A child spends his day releasing energy – jumping, spinning, running, climbing, chasing – and absorbing lessons for a lifetime.
A new program, offered locally only at the Jewish Community Center of Metropolitan Detroit’s Sarah & Irving Pitt Child Development Center (CDC), gets to the heart of both.
CATCH (Coordinated Approach to Child Health) is a national initiative dedicated to helping children establish healthy habits. Discover: CATCH, developed by the Jewish Community Centers Association (JCCA) and the University of Texas School of Public Health, incorporates Jewish values into the program.
Discover: CATCH keeps kids “involved, moving and inclusive,” says Pitt CDC Assistant Director Shannon Hall. It also teaches them how to make thoughtful choices and gives them tools they’ll need to maintain a healthy physical and emotional lifestyle long into adulthood.
Best of all, it’s done in a child-friendly way, with cool, hands-on activities.
Discover: CATCH works like this: Take a game like Duck, Duck Goose that’s usually sedentary for the majority of players. Instead, make everyone either a duck or a goose who is always either running or being chased, depending on which animal the teacher calls. Now a kid gets to move around a lot instead of just sit there, and that’s fun!
The concepts are so fresh there’s even a new word to describe it: “Catchify.” Take a game that involves mostly sitting around and make it active and it has been “catchified.”
Of course, it’s also important to relax, and that’s a skill to learn, too. Discover: CATCH includes activities that help children find ways to calm down, like imagining they are popsicles who are slowly begin to melt.
Discover: CATCH further teaches Jewish values by focusing on inclusion – there’s no picking teams, for example, with someone left as the poor kid no one wants – and it helps teach respect for the world. Since few children really understand where food comes from, and what it means to care for the earth where it is grown, the CDC plans to create a garden where children will be able to plant, cultivate and then eat their own food.
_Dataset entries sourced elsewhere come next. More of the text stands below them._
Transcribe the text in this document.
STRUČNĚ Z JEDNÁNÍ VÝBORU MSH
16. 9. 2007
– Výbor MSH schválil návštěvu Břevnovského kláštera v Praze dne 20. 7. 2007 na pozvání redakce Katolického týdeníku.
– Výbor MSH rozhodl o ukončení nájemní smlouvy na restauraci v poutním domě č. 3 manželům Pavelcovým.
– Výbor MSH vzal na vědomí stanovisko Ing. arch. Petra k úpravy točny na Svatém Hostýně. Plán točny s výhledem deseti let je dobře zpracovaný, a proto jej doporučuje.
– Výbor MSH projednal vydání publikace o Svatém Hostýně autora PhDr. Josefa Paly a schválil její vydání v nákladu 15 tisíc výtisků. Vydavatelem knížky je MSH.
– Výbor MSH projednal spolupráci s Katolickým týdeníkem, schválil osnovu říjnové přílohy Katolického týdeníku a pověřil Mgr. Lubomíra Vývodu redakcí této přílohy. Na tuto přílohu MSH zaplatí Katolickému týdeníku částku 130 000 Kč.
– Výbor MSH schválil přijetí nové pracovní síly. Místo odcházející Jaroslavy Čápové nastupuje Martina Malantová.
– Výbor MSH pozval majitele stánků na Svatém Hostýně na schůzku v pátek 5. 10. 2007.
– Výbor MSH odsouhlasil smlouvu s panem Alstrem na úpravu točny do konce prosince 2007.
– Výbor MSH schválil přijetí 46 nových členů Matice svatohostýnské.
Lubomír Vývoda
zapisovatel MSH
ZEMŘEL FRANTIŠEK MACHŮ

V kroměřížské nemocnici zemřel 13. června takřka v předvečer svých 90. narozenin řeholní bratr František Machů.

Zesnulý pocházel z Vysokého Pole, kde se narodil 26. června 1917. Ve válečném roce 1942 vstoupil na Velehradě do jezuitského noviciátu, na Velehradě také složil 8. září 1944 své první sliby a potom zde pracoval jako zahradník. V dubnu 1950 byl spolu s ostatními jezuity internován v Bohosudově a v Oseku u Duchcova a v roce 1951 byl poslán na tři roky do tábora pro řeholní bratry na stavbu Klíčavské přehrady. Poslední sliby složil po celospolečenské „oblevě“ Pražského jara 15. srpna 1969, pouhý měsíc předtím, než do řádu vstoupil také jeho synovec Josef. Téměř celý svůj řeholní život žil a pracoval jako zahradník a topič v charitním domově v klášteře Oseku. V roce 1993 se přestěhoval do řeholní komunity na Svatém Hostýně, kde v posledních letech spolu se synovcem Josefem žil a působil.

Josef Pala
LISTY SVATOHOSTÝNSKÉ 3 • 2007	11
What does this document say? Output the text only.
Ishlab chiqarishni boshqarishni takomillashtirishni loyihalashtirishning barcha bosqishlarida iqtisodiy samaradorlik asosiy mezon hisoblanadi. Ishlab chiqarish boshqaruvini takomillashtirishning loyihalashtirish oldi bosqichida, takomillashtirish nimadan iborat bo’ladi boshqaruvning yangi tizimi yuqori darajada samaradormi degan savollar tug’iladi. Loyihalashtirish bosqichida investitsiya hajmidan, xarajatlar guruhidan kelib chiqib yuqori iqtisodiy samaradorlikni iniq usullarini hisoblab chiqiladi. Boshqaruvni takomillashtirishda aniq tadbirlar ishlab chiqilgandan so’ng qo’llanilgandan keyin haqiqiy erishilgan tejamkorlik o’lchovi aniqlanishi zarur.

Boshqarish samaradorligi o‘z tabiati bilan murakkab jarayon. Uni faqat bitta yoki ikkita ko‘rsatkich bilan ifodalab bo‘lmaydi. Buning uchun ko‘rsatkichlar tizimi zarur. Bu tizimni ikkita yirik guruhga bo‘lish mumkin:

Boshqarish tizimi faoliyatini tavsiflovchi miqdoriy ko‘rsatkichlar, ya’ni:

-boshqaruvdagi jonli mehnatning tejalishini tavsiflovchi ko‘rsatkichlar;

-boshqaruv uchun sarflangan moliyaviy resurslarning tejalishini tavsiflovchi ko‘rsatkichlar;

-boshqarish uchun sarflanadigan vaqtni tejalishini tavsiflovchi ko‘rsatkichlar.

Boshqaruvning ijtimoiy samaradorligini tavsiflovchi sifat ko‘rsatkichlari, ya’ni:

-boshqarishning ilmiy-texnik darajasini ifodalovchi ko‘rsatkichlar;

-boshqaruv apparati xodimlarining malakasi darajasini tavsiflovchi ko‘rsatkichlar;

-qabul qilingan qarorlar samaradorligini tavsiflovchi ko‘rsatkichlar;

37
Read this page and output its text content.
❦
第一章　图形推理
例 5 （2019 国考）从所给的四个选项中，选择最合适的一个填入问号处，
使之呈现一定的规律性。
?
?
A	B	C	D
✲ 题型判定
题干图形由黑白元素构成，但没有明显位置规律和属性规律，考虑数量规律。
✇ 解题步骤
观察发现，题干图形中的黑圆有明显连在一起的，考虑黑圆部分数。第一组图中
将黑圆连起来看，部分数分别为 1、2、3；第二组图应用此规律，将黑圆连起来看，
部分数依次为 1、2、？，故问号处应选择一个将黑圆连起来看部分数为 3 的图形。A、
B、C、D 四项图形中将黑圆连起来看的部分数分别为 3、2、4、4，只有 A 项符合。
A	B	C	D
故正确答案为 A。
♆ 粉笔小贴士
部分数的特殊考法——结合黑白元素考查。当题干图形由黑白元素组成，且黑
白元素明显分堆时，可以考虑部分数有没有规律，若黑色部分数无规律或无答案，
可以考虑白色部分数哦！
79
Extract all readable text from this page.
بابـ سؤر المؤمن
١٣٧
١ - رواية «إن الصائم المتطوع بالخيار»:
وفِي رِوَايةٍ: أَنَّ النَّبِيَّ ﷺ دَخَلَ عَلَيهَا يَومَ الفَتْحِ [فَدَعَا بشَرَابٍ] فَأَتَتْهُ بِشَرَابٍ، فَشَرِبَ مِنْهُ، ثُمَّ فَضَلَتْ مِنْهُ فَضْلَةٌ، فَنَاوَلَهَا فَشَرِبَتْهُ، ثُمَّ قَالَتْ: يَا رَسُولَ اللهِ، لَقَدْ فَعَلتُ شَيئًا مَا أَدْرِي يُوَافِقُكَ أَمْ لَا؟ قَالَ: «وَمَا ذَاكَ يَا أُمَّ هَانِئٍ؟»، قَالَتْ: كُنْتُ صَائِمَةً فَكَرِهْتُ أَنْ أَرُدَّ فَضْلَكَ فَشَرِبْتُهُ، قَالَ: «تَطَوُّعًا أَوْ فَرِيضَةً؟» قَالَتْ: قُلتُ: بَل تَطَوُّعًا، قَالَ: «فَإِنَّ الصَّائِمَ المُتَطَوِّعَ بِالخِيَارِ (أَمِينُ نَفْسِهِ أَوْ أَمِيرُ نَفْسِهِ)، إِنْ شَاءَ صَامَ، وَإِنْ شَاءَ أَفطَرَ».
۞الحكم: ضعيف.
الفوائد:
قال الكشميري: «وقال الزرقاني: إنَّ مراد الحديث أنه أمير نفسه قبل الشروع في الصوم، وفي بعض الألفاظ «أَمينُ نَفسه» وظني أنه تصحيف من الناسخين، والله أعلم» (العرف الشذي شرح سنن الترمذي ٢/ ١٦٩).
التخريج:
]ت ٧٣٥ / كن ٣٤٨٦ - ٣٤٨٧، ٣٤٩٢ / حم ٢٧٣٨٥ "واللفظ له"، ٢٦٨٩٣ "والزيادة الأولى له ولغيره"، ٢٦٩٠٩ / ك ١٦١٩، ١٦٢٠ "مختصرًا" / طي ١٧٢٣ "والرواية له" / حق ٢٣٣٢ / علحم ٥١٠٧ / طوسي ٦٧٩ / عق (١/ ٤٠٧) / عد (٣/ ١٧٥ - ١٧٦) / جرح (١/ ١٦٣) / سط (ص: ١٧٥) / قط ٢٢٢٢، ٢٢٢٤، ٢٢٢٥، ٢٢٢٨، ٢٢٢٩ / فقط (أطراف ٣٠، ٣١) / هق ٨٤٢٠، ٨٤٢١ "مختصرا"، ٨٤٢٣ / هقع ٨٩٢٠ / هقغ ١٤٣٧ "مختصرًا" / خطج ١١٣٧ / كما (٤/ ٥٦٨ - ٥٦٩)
Through Discover: CATCH, the CDC helps kids learn that there are “whoa foods” and “go foods.” Before choosing a sugary treat, kids are asked to say “whoa” and consider whether it’s really good for them. Foods like fruits, veggies and whole grains are good to “go right ahead, and help yourself!”
Shannon Hall notes that Discover: CATCH does not require any specific place to be put into action. “You can do it in small spaces, you can do it in large spaces,” she says. “When it’s too cold to go outside, we go to our CATCH room where there’s a CATCH box filled with game ideas.”
Discover: CATCH started with children and has since expanded to JCC staff and CDC parents. Every month, CDC families receive a newsletter offering CATCH tips, like ways to sneak zucchini into a kid’s favorite food, along with information about one of the hundreds of available CATCH activities to try at home. Hall says that CDC teachers are working out more often, and other JCC programs including JCC Day Camps and Shalom Street are incorporating Discover: CATCH concepts into their curriculumas well.
It’s healthy, it’s fun and, yes, it’s catchy.